Many times throughout my career as a podiatrist I've had patients come to me with toenails that have turned black. Most often a black toenail is simply the result of nail trauma. The nail turned black because the person's a runner or a skier and they wore shoes or boots that were just too tight. Or they loved to tinker with their car and they dropped a tire iron on their toe. Sometimes kicking a solid object too hard can also cause a blackened nail to arise.
But sometimes a black toenail can be the sign of toenail fungus or even worse, melanoma. That's why it's so important to see a Seattle podiatrist if you notice your toenail is black or turning black.
A black nail can be a sign of onychomycosis or fungal nails. In Seattle, our feet are covered in socks and shoes or boots most of the year. And many of us wear cotton socks that keep our feet slightly damp. This is the perfect environment for toenail fungus to thrive.

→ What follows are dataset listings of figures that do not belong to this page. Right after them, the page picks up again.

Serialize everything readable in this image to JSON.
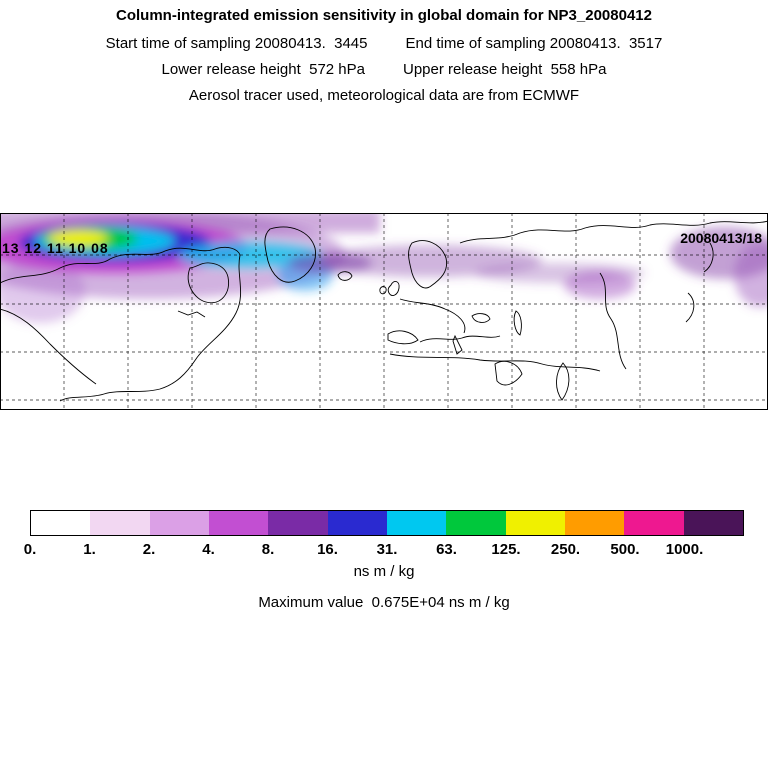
{
  "header": {
    "title": "Column-integrated emission sensitivity in global domain for NP3_20080412",
    "start_time_label": "Start time of sampling 20080413.  3445",
    "end_time_label": "End time of sampling 20080413.  3517",
    "lower_release_label": "Lower release height  572 hPa",
    "upper_release_label": "Upper release height  558 hPa",
    "tracer_line": "Aerosol tracer used, meteorological data are from ECMWF"
  },
  "map": {
    "left_track_times": "13 12 11 10 08",
    "right_track_label": "20080413/18"
  },
  "footer": {
    "units_label": "ns m / kg",
    "max_value_line": "Maximum value  0.675E+04 ns m / kg"
  },
  "chart_data": {
    "type": "heatmap",
    "title": "Column-integrated emission sensitivity in global domain for NP3_20080412",
    "variable": "Column-integrated emission sensitivity",
    "domain": "global",
    "units": "ns m / kg",
    "maximum_value": "0.675E+04",
    "start_time": "20080413.  3445",
    "end_time": "20080413.  3517",
    "lower_release_height_hPa": "572",
    "upper_release_height_hPa": "558",
    "tracer": "Aerosol",
    "met_data_source": "ECMWF",
    "colorbar_ticks": [
      "0.",
      "1.",
      "2.",
      "4.",
      "8.",
      "16.",
      "31.",
      "63.",
      "125.",
      "250.",
      "500.",
      "1000."
    ],
    "colorbar_colors": [
      "#ffffff",
      "#f2d7f2",
      "#dba0e6",
      "#c24fd2",
      "#7a2ba6",
      "#2a2ad0",
      "#00c8f0",
      "#00c83c",
      "#f0f000",
      "#ff9c00",
      "#ee1890",
      "#4a1458"
    ],
    "legend_position": "bottom",
    "grid": "dashed graticule"
  }
}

Some of us are more prone to nail fungus due to our genetics. Runners and other active people also are at greater risk due to repetitive pressure on the nail bed which causes it to lift slightly allowing the fungus in where it can set up shop.
Fungal nails can be difficult to treat particularly if it's been a longstanding problem and the nail has thickened or the patient is immunocompromised.
It's best to get this condition treated as early as possible to ensure the best chance of success. To learn more about treatment visit our Seattle Fungal Toenail Center. To prevent it use socks that wick away moisture, alternate shoes on a daily basis, or use a UV light shoe sanitizer.
At worst a black toenail is diagnosed as melanoma, a very dangerous form of skin cancer. Melanoma tends to grow very slowly so it's important not to dismiss it. In fact, melanoma is the most common cancer of the feet. Unlike our faces which we look at every day, many of us ignore our feet.
When melanoma is found on the feet there is a much higher death rate than when it's located somewhere else on the body. That's because it's more likely to be discovered it when it's already too advanced to adequately treat.